Background: The Upanishads, tells a story dating to the seventh century BCE or earlier of a young man struggling to determine his place in Indian Vedic society. Each text gives a glimpse of the practical and ideological forces that bound peoples and empires together in the first millennium BCE
1. Satyakâma, the son of Gabâlâ, addressed his mother and said: ‘I wish to become a Brahmakârin [religious student], mother. Of what family am I?’
2. She said to him: ‘I do not know, my child, of what family thou art. In my youth when I had to move about much as a servant [waiting on the guests in my father’s house] I conceived thee.
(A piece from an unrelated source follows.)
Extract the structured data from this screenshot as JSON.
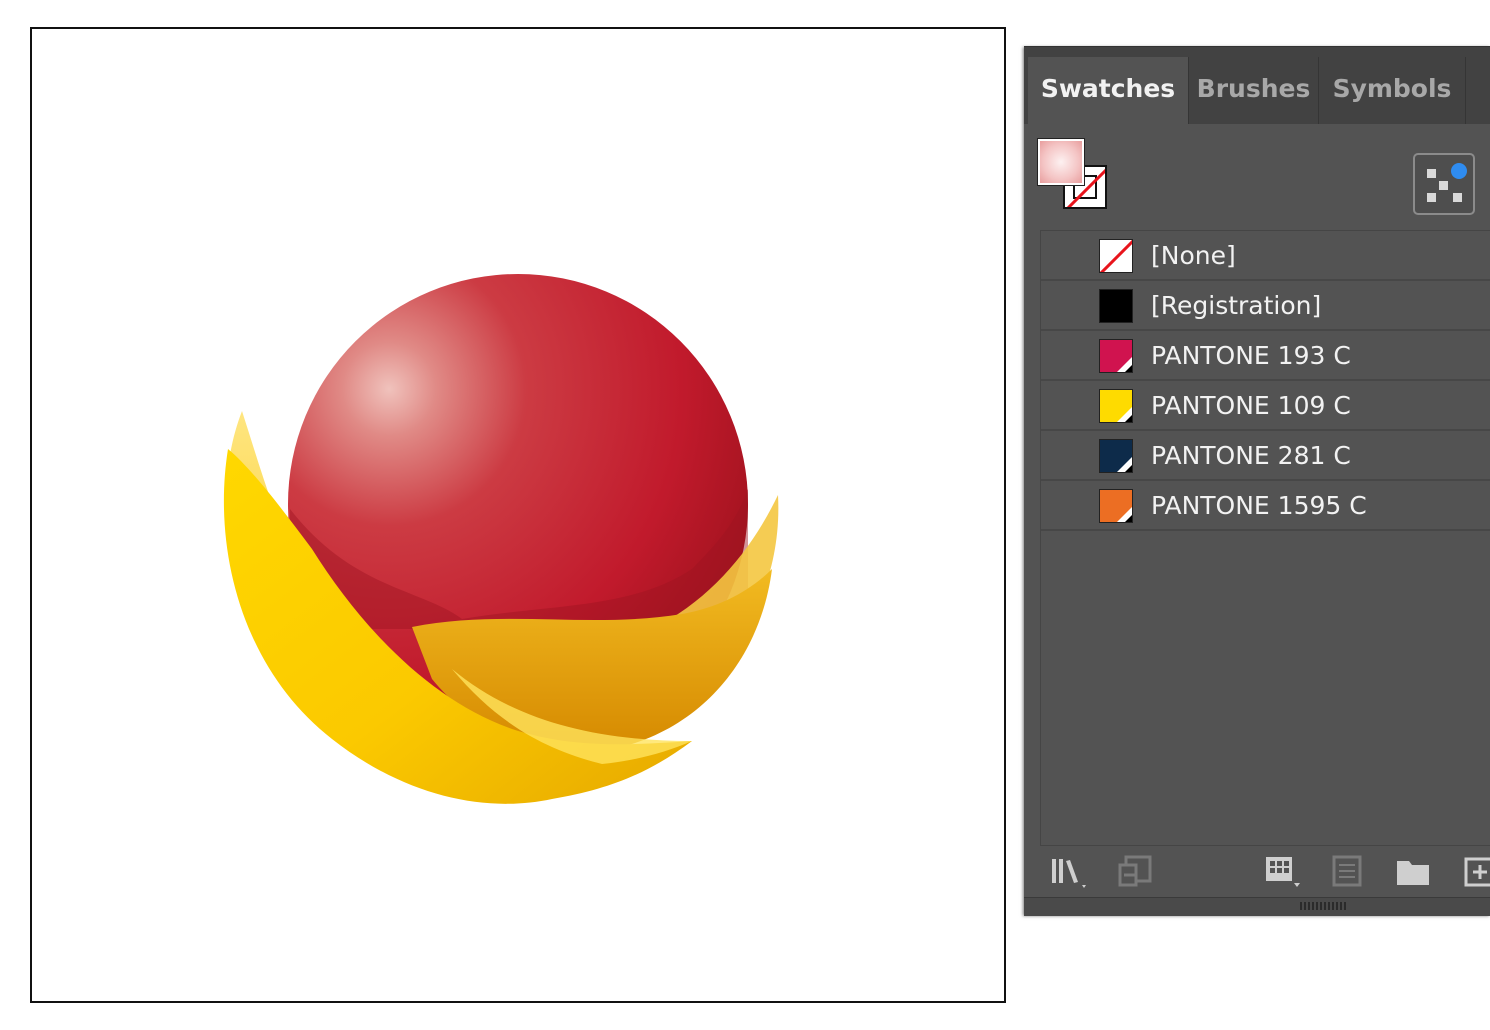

I do not know of what family thou art. I am Gabâlâ by name, thou art Satyakâma [Philalethes]. Say that thou art Satyakâma Gâbâla.’
3. He going to Gautama Hâridrumata said to him, ‘I wish to become a Brahmakârin with you, Sir. May I come to you, Sir?’
4. He said to him: ‘Of what family are you, my friend?’ He replied: ‘I do not know, Sir, of what family I am. I asked my mother, and she answered: “In my youth when I had to move about much as a servant, I conceived thee. I do not know of what family thou art. I am Gabâlâ by name, thou art Satyakâma,” I am therefore Satyakâma Gâbâla, Sir.’
5. He said to him: ‘No one but a true Bráhmana would thus speak out. Go and fetch fuel, friend, I shall initiate you. You have not swerved from the truth.’ Having initiated him, he chose four hundred lean and weak cows, and said: ‘Tend these friend.’
He drove them out and said to himself. ‘I shall not return unless I bring back a thousand.’ He dwelt a number of years [in the forest], until the cows became a thousand.’